Procès de l’affaire charbon fin : Le délibéré du rapport d’expertise renvoyé au 3 mars

L’un des avocats de la défense, Me Moumouny Kopiho (milieu) : « Le fait de nous demander de proposer des noms d’experts ne veut pas dire que le tribunal a accédé à notre requête ».

La décision du Tribunal de grande instance de Ouagadougou sur le rapport d’expertise dans l’affaire dite « charbon fin », opposant le parquet à la société minière IAMGOLD Essakane S.A, est renvoyée au 3 mars 2020, à l’issue de l’audience du 11 février 2020.

Pour connaître la décision du Tribunal de grande instance (TGI) de Ouagadougou sur le rapport d’expertise querellé dans l’affaire dite « charbon fin », opposant le ministère public à la société minière IAMGOLD Essakane SA, il faudra attendre le 3 mars 2020. Telle est la principale information issue de l’audience du 11 février 2020. A l’ouverture de l’audience, le tribunal a demandé aux différentes parties (l’Etat burkinabè, le ministère public et IAMGOLD Essakane S.A) de proposer des experts à l’effet d’une reprise éventuelle du rapport d’expertise. Les parties au procès devraient également indiquer les coûts de ladite expertise et celui qui les supporterait.

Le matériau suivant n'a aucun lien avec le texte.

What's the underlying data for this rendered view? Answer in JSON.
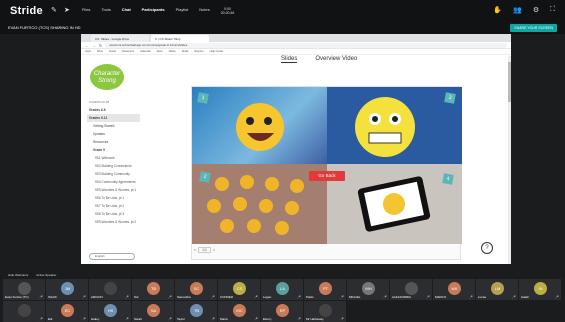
{
  "topbar": {
    "brand": "Stride",
    "menu": [
      "Files",
      "Tools",
      "Chat",
      "Participants",
      "Playlist",
      "Notes"
    ],
    "timer": "0:00\n00:20:46"
  },
  "subbar": {
    "presenter": "EVAN FURTICO (TCS) SHARING IN HD",
    "share_label": "SHARE YOUR SCREEN"
  },
  "browser": {
    "tab1": "CS: Slides - Google Drive",
    "tab2": "X | CS Slides Tiling",
    "url": "www.lms.schoolwebapp.com/course/grade-9-12/unit/slides",
    "bookmarks": [
      "Apps",
      "Drive",
      "Gmail",
      "Classroom",
      "Calendar",
      "Docs",
      "Slides",
      "Stride",
      "Reports",
      "Help Center"
    ]
  },
  "sidebar": {
    "logo_text": "Character Strong",
    "course_label": "CURRICULUM",
    "items": [
      {
        "label": "Grades 6-8",
        "kind": "grade"
      },
      {
        "label": "Grades 9-12",
        "kind": "grade sel"
      },
      {
        "label": "Getting Started",
        "kind": "sub"
      },
      {
        "label": "Updates",
        "kind": "sub"
      },
      {
        "label": "Resources",
        "kind": "sub"
      },
      {
        "label": "Grade 9",
        "kind": "bold"
      },
      {
        "label": "9S1 Welcome",
        "kind": "item"
      },
      {
        "label": "9S2 Building Connections",
        "kind": "item"
      },
      {
        "label": "9S3 Building Community",
        "kind": "item"
      },
      {
        "label": "9S4 Community Agreements",
        "kind": "item"
      },
      {
        "label": "9S5 Wonders & Worries, pt 1",
        "kind": "item"
      },
      {
        "label": "9S6 To Be Lists, pt 1",
        "kind": "item"
      },
      {
        "label": "9S7 To Be Lists, pt 2",
        "kind": "item"
      },
      {
        "label": "9S8 To Be Lists, pt 3",
        "kind": "item"
      },
      {
        "label": "9S9 Wonders & Worries, pt 2",
        "kind": "item"
      }
    ],
    "search_placeholder": "English"
  },
  "main": {
    "tabs": [
      "Slides",
      "Overview Video"
    ],
    "go_back": "Go Back",
    "tags": [
      "1",
      "3",
      "2",
      "4"
    ],
    "pager": [
      "<",
      "1/1",
      ">"
    ],
    "help": "?"
  },
  "gallery": {
    "header": [
      "Hide Webcams",
      "Active Speaker"
    ],
    "participants": [
      {
        "initials": "",
        "name": "Evan Furtico (TC)",
        "color": "#555555"
      },
      {
        "initials": "JM",
        "name": "ISAAK",
        "color": "#6f8fb0"
      },
      {
        "initials": "",
        "name": "ARCION",
        "color": "#444444"
      },
      {
        "initials": "TB",
        "name": "Sol",
        "color": "#c97a57"
      },
      {
        "initials": "SC",
        "name": "Samantha",
        "color": "#c97a57"
      },
      {
        "initials": "CS",
        "name": "CONNER",
        "color": "#b8b040"
      },
      {
        "initials": "LA",
        "name": "Logan",
        "color": "#5b9e9e"
      },
      {
        "initials": "PT",
        "name": "Parks",
        "color": "#c97a57"
      },
      {
        "initials": "MH",
        "name": "MIGUEL",
        "color": "#777777"
      },
      {
        "initials": "",
        "name": "ALEXANDRIA",
        "color": "#555555"
      },
      {
        "initials": "MK",
        "name": "MARCO",
        "color": "#c97a57"
      },
      {
        "initials": "LM",
        "name": "Lucas",
        "color": "#b8a050"
      },
      {
        "initials": "IN",
        "name": "Isaiah",
        "color": "#b8b040"
      },
      {
        "initials": "",
        "name": "",
        "color": "#444444"
      },
      {
        "initials": "EC",
        "name": "Edi",
        "color": "#c97a57"
      },
      {
        "initials": "HS",
        "name": "Hailey",
        "color": "#6f8fb0"
      },
      {
        "initials": "SA",
        "name": "Sarah",
        "color": "#c97a57"
      },
      {
        "initials": "TB",
        "name": "Taylor",
        "color": "#6f8fb0"
      },
      {
        "initials": "MC",
        "name": "Maria",
        "color": "#c97a57"
      },
      {
        "initials": "EP",
        "name": "Ebony",
        "color": "#c97a57"
      },
      {
        "initials": "",
        "name": "Mr Hathaway",
        "color": "#444444"
      }
    ]
  }
}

Le procureur du Faso n’est pas d’avis avec cette décision et n’entend point proposer des experts. « Il n’appartient pas aux parties au procès de choisir des experts. Nous ne sommes pas dans un tribunal d’arbitrage. Il revient au juge de désigner d’autorité les experts », a soutenu le parquet. Quel serait le degré d’indépendance des spécialistes choisis par des parties, s’est-il interrogé ? Pour les juges au siège, il s’agit des propositions qui pourraient éclairer le tribunal mais qui ne le lient pas. La défense semble se satisfaire de cette décision même si elle refuse de parler de victoire d’étape pour le moment. « Ce n’est qu’une prorogation du délibéré.

Il n’y a pas eu de décision. Le fait de nous demander de proposer des noms d’experts ne veut pas dire que le tribunal a accédé à notre requête », a fait savoir l’un des avocats d’Essakane, Moumouny Kopiho. Pour lui, les observations du parquet ne tiennent pas la route. «L’intervention du ministère public n’a pas d’intérêt.

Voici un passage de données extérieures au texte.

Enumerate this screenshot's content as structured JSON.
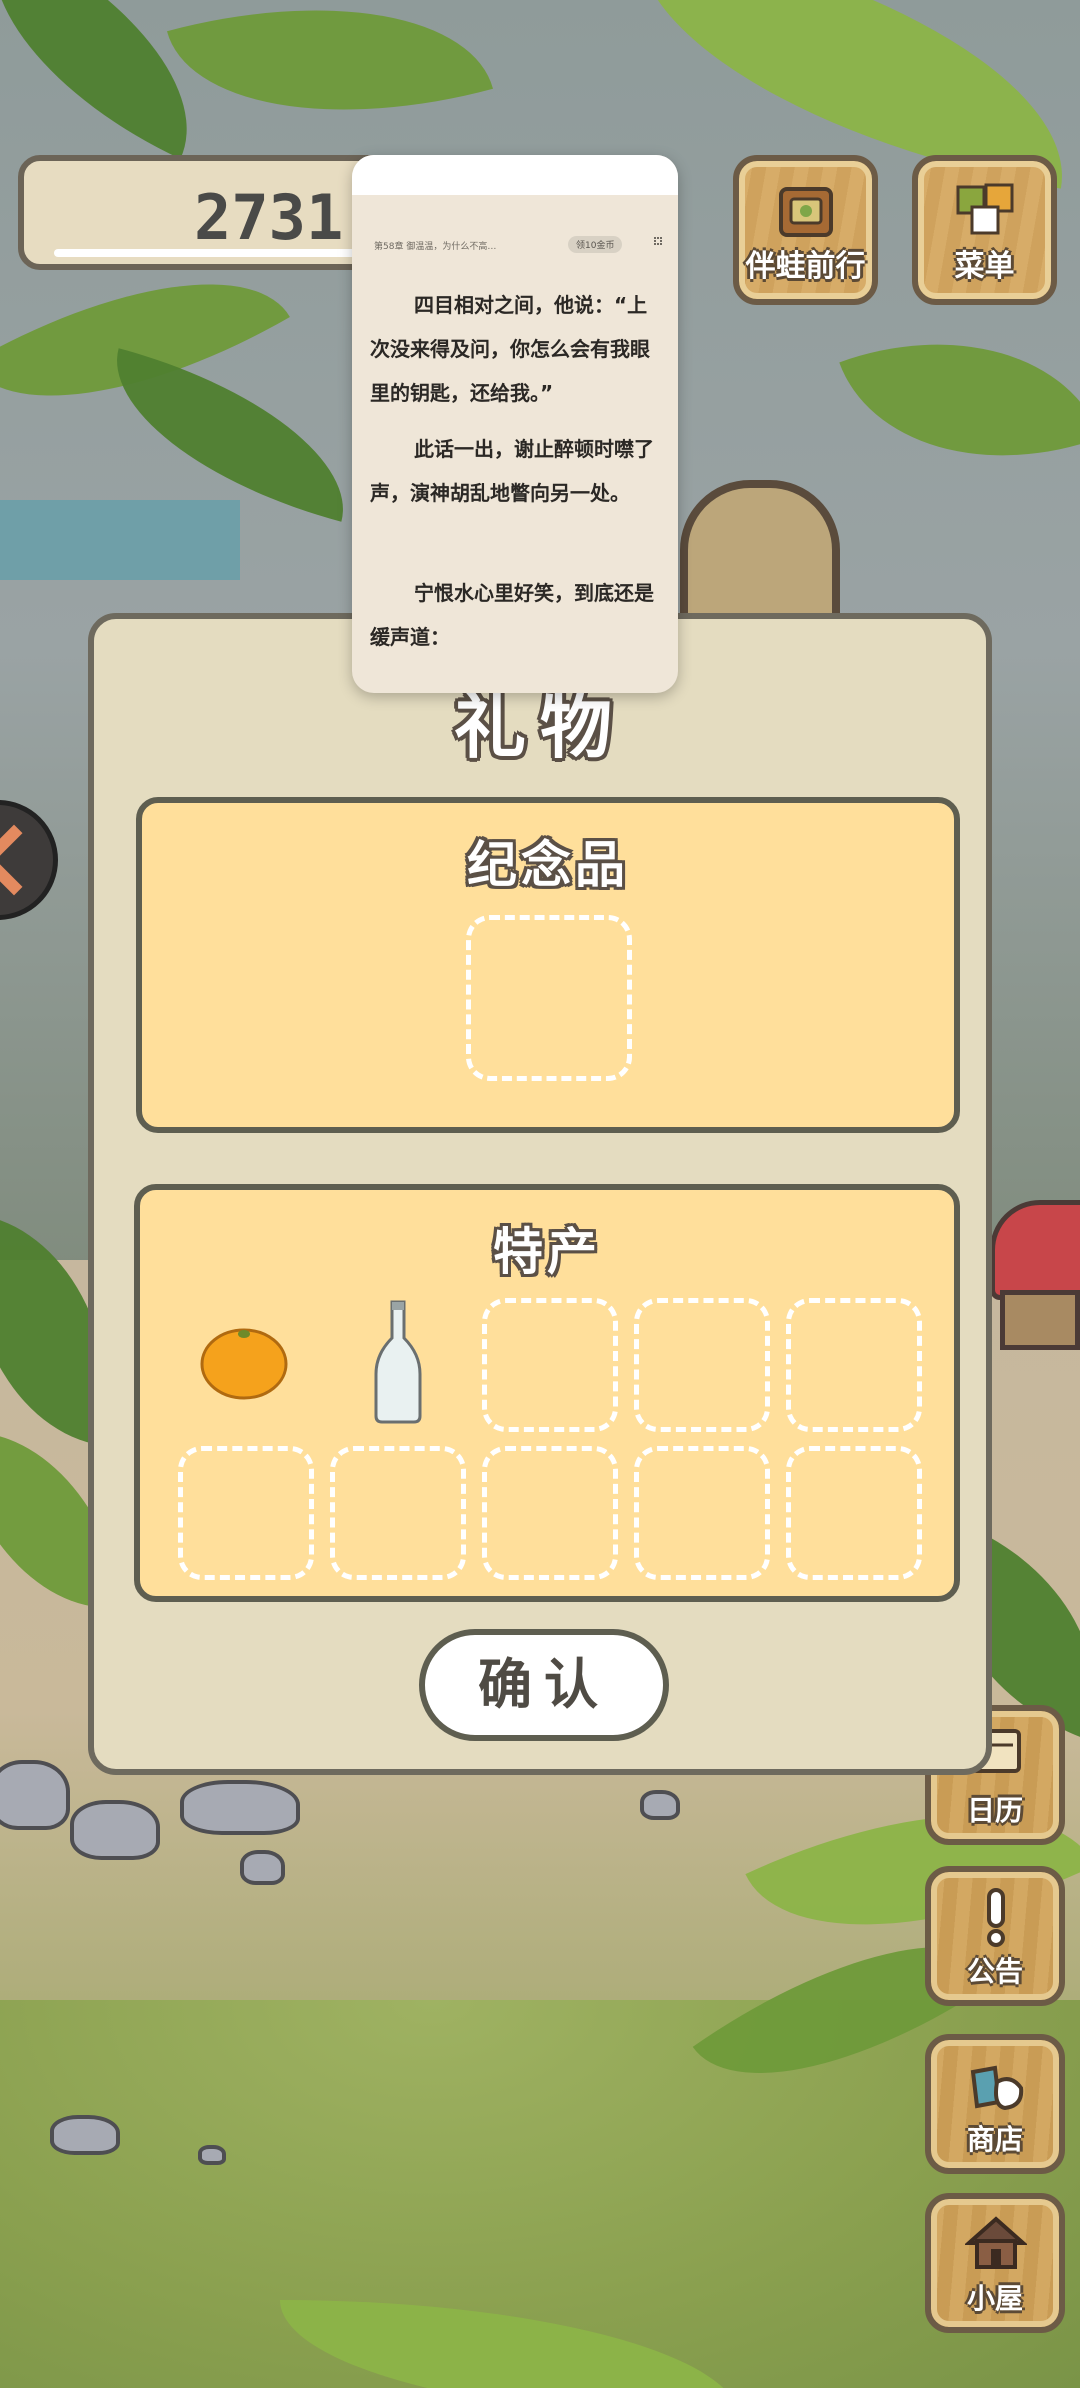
{
  "coins": {
    "value": "2731"
  },
  "top_buttons": {
    "companion_label": "伴蛙前行",
    "menu_label": "菜单"
  },
  "side_buttons": {
    "calendar_label": "日历",
    "notice_label": "公告",
    "shop_label": "商店",
    "house_label": "小屋"
  },
  "gift_dialog": {
    "title": "礼物",
    "souvenir": {
      "title": "纪念品"
    },
    "specialty": {
      "title": "特产",
      "items": [
        "orange-icon",
        "bottle-icon"
      ]
    },
    "confirm_label": "确认"
  },
  "reader": {
    "chapter": "第58章 御温温，为什么不高…",
    "badge": "领10金币",
    "paragraphs": [
      "四目相对之间，他说：“上次没来得及问，你怎么会有我眼里的钥匙，还给我。”",
      "此话一出，谢止醉顿时噤了声，演神胡乱地瞥向另一处。",
      "宁恨水心里好笑，到底还是缓声道："
    ]
  },
  "colors": {
    "dialog_bg": "#e4dcc0",
    "panel_bg": "#ffdf9b",
    "wood": "#d7ac68",
    "outline": "#5e5e50"
  }
}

Le fait de désigner des experts qui ont produit un document que le parquet veut faire accepter comme rapport d’expertise sans demander l’avis des parties, il a fait pire. Le tribunal, au moins, a demandé l’avis des différentes parties au procès », a-t-il martelé. De l’avis de Me Kopiho, la décision du TGI se justifie. La matière étant technique, les juges ont besoin d’informations sur les personnes qualifiées pour alimenter sa décision, a-t-il expliqué.